Security experts are expressing outrage over legal threats from Sybase Inc. aimed at preventing a British research company from publishing details of serious flaws in one of the companys products.
The legal maneuvering would hurt users and vendors by thwarting dissemination of critical security information or by forcing researchers to publish advisories and code anonymously to avoid prosecution, the experts say.
The move by Sybase came last week as Next Generation Security Software Ltd. was preparing to publish the technical details of vulnerabilities in Sybases Adaptive Server Enterprise product.
Although NGS notified Sybase of the issues and the vendor released patches for the flaws three months ago, Sybase officials sent a letter notifying NGS that it would be in violation of Sybases EULA (end-user license agreement) if it published further information about the vulnerabilities.
The legal threat is based on a clause in the EULA that prohibits users from publishing the results of “benchmark or performance tests” without Sybases consent. Many software vendors have such clauses in their license agreements, but few in the research community expected such language to be applied to security testing, insiders say.
“Its shocking,” said Mark Litchfield, a co-founder of NGS, in Surrey, England. “If you take at least the last eight years, weve never had a response like this. The typical response [from vendors] is favorable.”

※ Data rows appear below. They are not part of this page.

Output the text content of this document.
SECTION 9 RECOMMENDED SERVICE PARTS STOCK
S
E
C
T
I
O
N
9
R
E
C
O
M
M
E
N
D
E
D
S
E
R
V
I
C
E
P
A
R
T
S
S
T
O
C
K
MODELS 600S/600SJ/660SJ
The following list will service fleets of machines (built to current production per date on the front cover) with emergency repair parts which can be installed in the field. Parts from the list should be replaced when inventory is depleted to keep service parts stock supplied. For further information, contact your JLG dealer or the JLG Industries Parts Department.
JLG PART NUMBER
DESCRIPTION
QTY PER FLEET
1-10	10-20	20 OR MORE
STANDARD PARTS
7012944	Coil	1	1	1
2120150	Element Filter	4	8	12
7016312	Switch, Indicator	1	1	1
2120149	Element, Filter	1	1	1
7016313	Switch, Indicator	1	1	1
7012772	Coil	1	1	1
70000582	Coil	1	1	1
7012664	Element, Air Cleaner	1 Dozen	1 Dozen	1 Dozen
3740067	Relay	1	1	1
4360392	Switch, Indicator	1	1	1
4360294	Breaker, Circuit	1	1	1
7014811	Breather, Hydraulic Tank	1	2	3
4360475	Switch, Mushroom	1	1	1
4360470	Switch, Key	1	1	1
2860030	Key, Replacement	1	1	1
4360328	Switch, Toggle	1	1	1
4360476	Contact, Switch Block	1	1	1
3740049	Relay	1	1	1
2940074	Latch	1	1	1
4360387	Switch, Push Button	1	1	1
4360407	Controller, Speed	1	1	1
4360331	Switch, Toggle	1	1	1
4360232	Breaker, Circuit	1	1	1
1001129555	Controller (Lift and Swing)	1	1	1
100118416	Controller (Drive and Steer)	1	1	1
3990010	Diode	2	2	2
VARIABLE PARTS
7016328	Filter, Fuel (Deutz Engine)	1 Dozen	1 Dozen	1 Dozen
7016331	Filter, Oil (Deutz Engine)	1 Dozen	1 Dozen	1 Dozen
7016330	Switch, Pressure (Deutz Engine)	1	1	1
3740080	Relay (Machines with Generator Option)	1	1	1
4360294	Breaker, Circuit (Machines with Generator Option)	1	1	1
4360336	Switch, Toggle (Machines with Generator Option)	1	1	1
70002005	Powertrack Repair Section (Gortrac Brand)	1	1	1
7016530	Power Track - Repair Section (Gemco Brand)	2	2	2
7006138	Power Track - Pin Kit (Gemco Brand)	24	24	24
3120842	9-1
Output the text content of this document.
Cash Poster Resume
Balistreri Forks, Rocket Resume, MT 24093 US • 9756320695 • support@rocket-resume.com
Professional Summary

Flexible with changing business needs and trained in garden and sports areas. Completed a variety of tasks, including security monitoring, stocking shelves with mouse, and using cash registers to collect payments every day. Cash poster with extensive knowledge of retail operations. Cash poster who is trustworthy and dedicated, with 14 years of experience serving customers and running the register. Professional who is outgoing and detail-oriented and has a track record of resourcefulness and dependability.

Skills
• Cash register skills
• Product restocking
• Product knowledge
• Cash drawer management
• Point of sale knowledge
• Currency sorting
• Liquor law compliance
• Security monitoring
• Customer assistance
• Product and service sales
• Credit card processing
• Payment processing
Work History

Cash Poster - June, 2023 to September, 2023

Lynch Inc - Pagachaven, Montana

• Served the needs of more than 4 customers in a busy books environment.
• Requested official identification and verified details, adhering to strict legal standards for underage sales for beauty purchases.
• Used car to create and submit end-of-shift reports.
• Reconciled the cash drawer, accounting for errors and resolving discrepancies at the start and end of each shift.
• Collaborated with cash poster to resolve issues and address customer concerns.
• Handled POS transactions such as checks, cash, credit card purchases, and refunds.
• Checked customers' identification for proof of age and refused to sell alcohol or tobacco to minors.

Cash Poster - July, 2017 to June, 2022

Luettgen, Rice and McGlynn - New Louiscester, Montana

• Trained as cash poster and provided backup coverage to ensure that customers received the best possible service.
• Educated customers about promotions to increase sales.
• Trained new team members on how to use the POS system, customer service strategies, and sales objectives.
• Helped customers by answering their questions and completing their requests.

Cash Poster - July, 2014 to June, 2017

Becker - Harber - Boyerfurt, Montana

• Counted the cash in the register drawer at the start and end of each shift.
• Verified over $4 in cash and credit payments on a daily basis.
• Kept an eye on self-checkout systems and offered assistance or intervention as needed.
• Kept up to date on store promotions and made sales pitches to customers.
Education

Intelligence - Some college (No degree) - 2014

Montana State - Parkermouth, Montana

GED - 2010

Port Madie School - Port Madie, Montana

In a statement, Sybase, of Dublin, Calif., said: “Sybase does not object to publication of the existence of issues discovered in its products. However, the company does not believe that publication of highly specific details relating to issues is in the best interest of its customers. Sybase requires any third-party disclosure of issues discovered in Sybase products be done in accordance with the terms of the applicable Sybase product license.”
Many researchers said they were surprised by Sybases tactics but not by the fact that a software vendor was trying to stop vulnerability details from becoming public. If Sybase is successful, other vendors likely will follow suit, they said.
“Ive had legal threats in the past but never after the patch came out, and they usually go away with a little logic,” said Thor Larholm, senior security researcher at PivX Solutions Inc., in Newport Beach, Calif. “This will have a lot of implications, none of them positive. The only thing that will happen is that all of us good guys wont want to notify the vendor.”
In that scenario, Larholm said, the real losers are the vendors customers who wont have the technical details they need to verify a system vulnerability to a particular flaw. Meanwhile, if the same information circulates in the hacking underground, Larholm said, attackers will have more time to build exploits.
“People dont understand the ramifications of this. Things are even worse now in terms of the ability of hackers to reverse-engineer patches and binaries,” said Mark Loveless, a former hacker who now works as a security analyst at BindView Corp., in Houston. “If you take away the public details, they will stay in private circles, and some of the people in those circles have nefarious intent. Many of these guys are perfectly willing to go back underground. There are skilled hackers working hard to reverse-engineer that [Sybase] patch. I know some of them personally. Theres going to be exploit code out within a week.”